The Art of the Gimmick

Thursday, November 8th, 2007

Diana Ransom looks at The Art of the Gimmick:

When a young couple getting married in Boston last November spotted rain, they weren’t upset a bit. That same day, Richard Berberian, owner of Elyse Fine Jewelers in Reading, Mass., where the couple purchased their engagement and wedding rings, was doing what he calls “the happy dance.”

Six months earlier, Berberian had started a sales promotion that called for a full refund of the price of a couple’s engagement and wedding rings if the National Weather Service at Boston’s Logan International Airport reported at least half an inch of precipitation on the couple’s wedding day.
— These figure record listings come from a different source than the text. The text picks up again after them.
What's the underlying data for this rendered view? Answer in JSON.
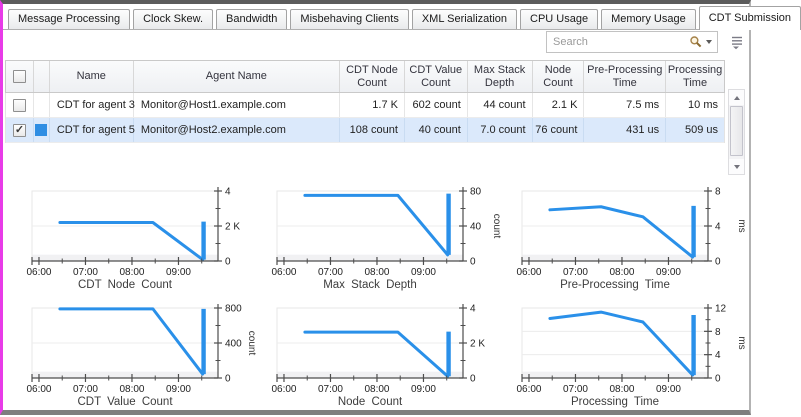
{
  "tabs": {
    "items": [
      "Message Processing",
      "Clock Skew.",
      "Bandwidth",
      "Misbehaving Clients",
      "XML Serialization",
      "CPU Usage",
      "Memory Usage",
      "CDT Submission"
    ],
    "active": "CDT Submission"
  },
  "toolbar": {
    "search": {
      "placeholder": "Search",
      "value": ""
    }
  },
  "table": {
    "header_checkbox_checked": false,
    "columns": [
      {
        "label": "",
        "type": "checkbox"
      },
      {
        "label": "",
        "type": "swatch"
      },
      {
        "label": "Name"
      },
      {
        "label": "Agent Name"
      },
      {
        "label": "CDT Node Count"
      },
      {
        "label": "CDT Value Count"
      },
      {
        "label": "Max Stack Depth"
      },
      {
        "label": "Node Count"
      },
      {
        "label": "Pre-Processing Time"
      },
      {
        "label": "Processing Time"
      }
    ],
    "rows": [
      {
        "checked": false,
        "selected": false,
        "swatch": null,
        "cells": [
          "CDT for agent 3",
          "Monitor@Host1.example.com",
          "1.7 K",
          "602 count",
          "44 count",
          "2.1 K",
          "7.5 ms",
          "10 ms"
        ]
      },
      {
        "checked": true,
        "selected": true,
        "swatch": "#2f8ee3",
        "cells": [
          "CDT for agent 5",
          "Monitor@Host2.example.com",
          "108 count",
          "40 count",
          "7.0 count",
          "76 count",
          "431 us",
          "509 us"
        ]
      }
    ]
  },
  "colors": {
    "line_blue": "#2a90e9",
    "selected_row_bg": "#dbe9fb",
    "swatch_blue": "#2f8ee3",
    "frame_magenta": "#e83be8",
    "axis": "#4d4d4d"
  },
  "chart_data": [
    {
      "type": "line",
      "title": "CDT Node Count",
      "ylabel": "",
      "xlim": [
        5.85,
        9.85
      ],
      "ylim": [
        0,
        4
      ],
      "xticks": [
        {
          "v": 6,
          "label": "06:00"
        },
        {
          "v": 7,
          "label": "07:00"
        },
        {
          "v": 8,
          "label": "08:00"
        },
        {
          "v": 9,
          "label": "09:00"
        }
      ],
      "xminor": [
        6.5,
        7.5,
        8.5,
        9.5
      ],
      "yticks": [
        {
          "v": 0,
          "label": "0"
        },
        {
          "v": 2,
          "label": "2 K"
        },
        {
          "v": 4,
          "label": "4"
        }
      ],
      "yminor": [
        1,
        3
      ],
      "points": [
        [
          6.45,
          2.2
        ],
        [
          8.45,
          2.2
        ],
        [
          9.52,
          0.08
        ]
      ],
      "spike": {
        "x": 9.54,
        "y0": 0.08,
        "y1": 2.25
      }
    },
    {
      "type": "line",
      "title": "Max Stack Depth",
      "ylabel": "count",
      "xlim": [
        5.85,
        9.85
      ],
      "ylim": [
        0,
        80
      ],
      "xticks": [
        {
          "v": 6,
          "label": "06:00"
        },
        {
          "v": 7,
          "label": "07:00"
        },
        {
          "v": 8,
          "label": "08:00"
        },
        {
          "v": 9,
          "label": "09:00"
        }
      ],
      "xminor": [
        6.5,
        7.5,
        8.5,
        9.5
      ],
      "yticks": [
        {
          "v": 0,
          "label": "0"
        },
        {
          "v": 40,
          "label": "40"
        },
        {
          "v": 80,
          "label": "80"
        }
      ],
      "yminor": [
        20,
        60
      ],
      "points": [
        [
          6.45,
          75
        ],
        [
          8.45,
          75
        ],
        [
          9.52,
          7
        ]
      ],
      "spike": {
        "x": 9.54,
        "y0": 7,
        "y1": 77
      }
    },
    {
      "type": "line",
      "title": "Pre-Processing Time",
      "ylabel": "ms",
      "xlim": [
        5.85,
        9.85
      ],
      "ylim": [
        0,
        8
      ],
      "xticks": [
        {
          "v": 6,
          "label": "06:00"
        },
        {
          "v": 7,
          "label": "07:00"
        },
        {
          "v": 8,
          "label": "08:00"
        },
        {
          "v": 9,
          "label": "09:00"
        }
      ],
      "xminor": [
        6.5,
        7.5,
        8.5,
        9.5
      ],
      "yticks": [
        {
          "v": 0,
          "label": "0"
        },
        {
          "v": 4,
          "label": "4"
        },
        {
          "v": 8,
          "label": "8"
        }
      ],
      "yminor": [
        2,
        6
      ],
      "points": [
        [
          6.45,
          5.85
        ],
        [
          7.55,
          6.2
        ],
        [
          8.45,
          5.05
        ],
        [
          9.52,
          0.45
        ]
      ],
      "spike": {
        "x": 9.54,
        "y0": 0.45,
        "y1": 6.3
      }
    },
    {
      "type": "line",
      "title": "CDT Value Count",
      "ylabel": "count",
      "xlim": [
        5.85,
        9.85
      ],
      "ylim": [
        0,
        800
      ],
      "xticks": [
        {
          "v": 6,
          "label": "06:00"
        },
        {
          "v": 7,
          "label": "07:00"
        },
        {
          "v": 8,
          "label": "08:00"
        },
        {
          "v": 9,
          "label": "09:00"
        }
      ],
      "xminor": [
        6.5,
        7.5,
        8.5,
        9.5
      ],
      "yticks": [
        {
          "v": 0,
          "label": "0"
        },
        {
          "v": 400,
          "label": "400"
        },
        {
          "v": 800,
          "label": "800"
        }
      ],
      "yminor": [
        200,
        600
      ],
      "points": [
        [
          6.45,
          790
        ],
        [
          8.45,
          790
        ],
        [
          9.52,
          45
        ]
      ],
      "spike": {
        "x": 9.54,
        "y0": 45,
        "y1": 790
      }
    },
    {
      "type": "line",
      "title": "Node Count",
      "ylabel": "",
      "xlim": [
        5.85,
        9.85
      ],
      "ylim": [
        0,
        4
      ],
      "xticks": [
        {
          "v": 6,
          "label": "06:00"
        },
        {
          "v": 7,
          "label": "07:00"
        },
        {
          "v": 8,
          "label": "08:00"
        },
        {
          "v": 9,
          "label": "09:00"
        }
      ],
      "xminor": [
        6.5,
        7.5,
        8.5,
        9.5
      ],
      "yticks": [
        {
          "v": 0,
          "label": "0"
        },
        {
          "v": 2,
          "label": "2 K"
        },
        {
          "v": 4,
          "label": "4"
        }
      ],
      "yminor": [
        1,
        3
      ],
      "points": [
        [
          6.45,
          2.62
        ],
        [
          8.45,
          2.62
        ],
        [
          9.52,
          0.1
        ]
      ],
      "spike": {
        "x": 9.54,
        "y0": 0.1,
        "y1": 2.65
      }
    },
    {
      "type": "line",
      "title": "Processing Time",
      "ylabel": "ms",
      "xlim": [
        5.85,
        9.85
      ],
      "ylim": [
        0,
        12
      ],
      "xticks": [
        {
          "v": 6,
          "label": "06:00"
        },
        {
          "v": 7,
          "label": "07:00"
        },
        {
          "v": 8,
          "label": "08:00"
        },
        {
          "v": 9,
          "label": "09:00"
        }
      ],
      "xminor": [
        6.5,
        7.5,
        8.5,
        9.5
      ],
      "yticks": [
        {
          "v": 0,
          "label": "0"
        },
        {
          "v": 4,
          "label": "4"
        },
        {
          "v": 8,
          "label": "8"
        },
        {
          "v": 12,
          "label": "12"
        }
      ],
      "yminor": [
        2,
        6,
        10
      ],
      "points": [
        [
          6.45,
          10.2
        ],
        [
          7.55,
          11.3
        ],
        [
          8.45,
          9.6
        ],
        [
          9.52,
          0.5
        ]
      ],
      "spike": {
        "x": 9.54,
        "y0": 0.5,
        "y1": 10.8
      }
    }
  ]
}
To limit his risk, Berberian had sought out prize insurance, which took about six months to find. “It is very difficult to insure a program like this,” he says, largely because the payout hinges on nothing more than the weather. But from that one fateful day, the couple got back the $13,000 they paid for their rings and Berberian — who didn’t have to pay anything besides roughly $1,300 for the insurance premium — won an impressive amount of publicity, including a front-page story in the Boston Globe and numerous television reports. Thanks to the promotion, the four-year-old business now “sells three to four more engagement rings a month,” he says. “At about $11,000 to $14,000 a pop, that’s a lot of money.”